The following formula provides a short cut for working out the variance from a frequency table:
variance = (Total of (Frequency multiplied by value of x squared) divided by sample size) minus (Mean of x) squared
or rather more compact
Variance = ∑fx2/n - (∑fx/n)2
where x is a value of the variable,
means 'Total'
/ = divide,
n = sample size,
f = frequenc fx = multiply x by f
fx2 = square x and multiply by f
Mean of x = total fx/n = ∑fx/n
Before you decide that you have seen quite enough formulas and this one is beyond a joke, don't give up because this is actually much less complicated than it seems.

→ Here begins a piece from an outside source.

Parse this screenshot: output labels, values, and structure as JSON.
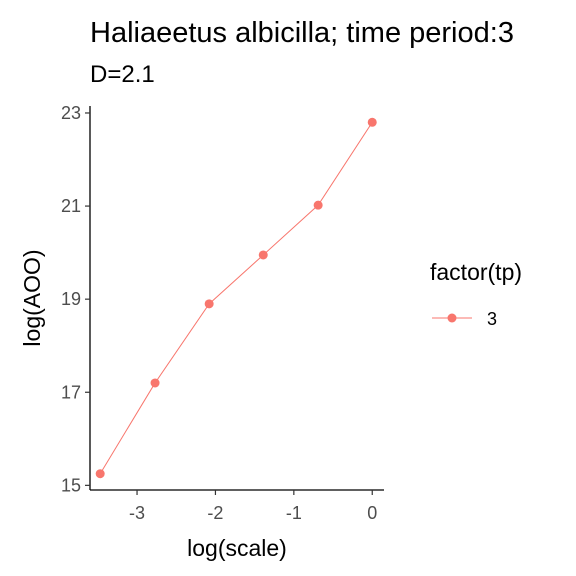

Using the data in Table 8.4.1.1.3 this works as shown in Table 8.4.1.4.1, below. The standard deviation for the data in the table is 15.6 years. Loosely translated this means that the values deviate from the arithmetic mean by an average of 15.6 years.
Table 8.4.1.4.1 Calculation of standard deviation
Value
x
Frequency
f
Frequency x value
fx
Frequency x value squared
fx2
12
1
12
144
14
2
28
392
15
1
15
225
16
28
448
7168
17
2
34
578
18
33
594
10692
19
1
19
361
20
8
160
3200
21
26
546
11466
25
2
50
1250
30
2
60
1800
60
1
60
3600
78
1
78
6094
80
1
80
6400
98
3
294
28812
Total
n=112
∑fx=2478
∑fx**2=82172
Variance = 82172/112 - (2478/112)**2
Variance = 733.678 - 489.516
= 244.162
Standard deviation = √variance = √244.162 = 15.62568 = 15.6 to one decimal place
While it is easy to grasp the idea and point of an average it is not so easy to grasp the idea of the standard deviation or the point of it. The standard deviation measures the variation around the mean. In other words, the smaller the standard deviation the more concentrated the data is around the mean. If the standard deviation were small, say two years, then this would mean that most people in the sample would agree that the age of consent should be within a narrow range either side of the mean.
So in this case, 15.6 years is a lare standard deviation, because there are several very high values that makes the variation much larger on average.
Why is it important to calculate the standard deviation? Because it is important when generalising the sample results to the population. If the sample varies a lot then it less likely that one can be precise about the average of the population from which the sample was taken (see Section 8..4.3.1 and Section 8.4.3.2).
Activity 8.4.1.4.3.1
Compute the standard deviation and range for the age of consent for women (V21) and compare them with those for men (V22).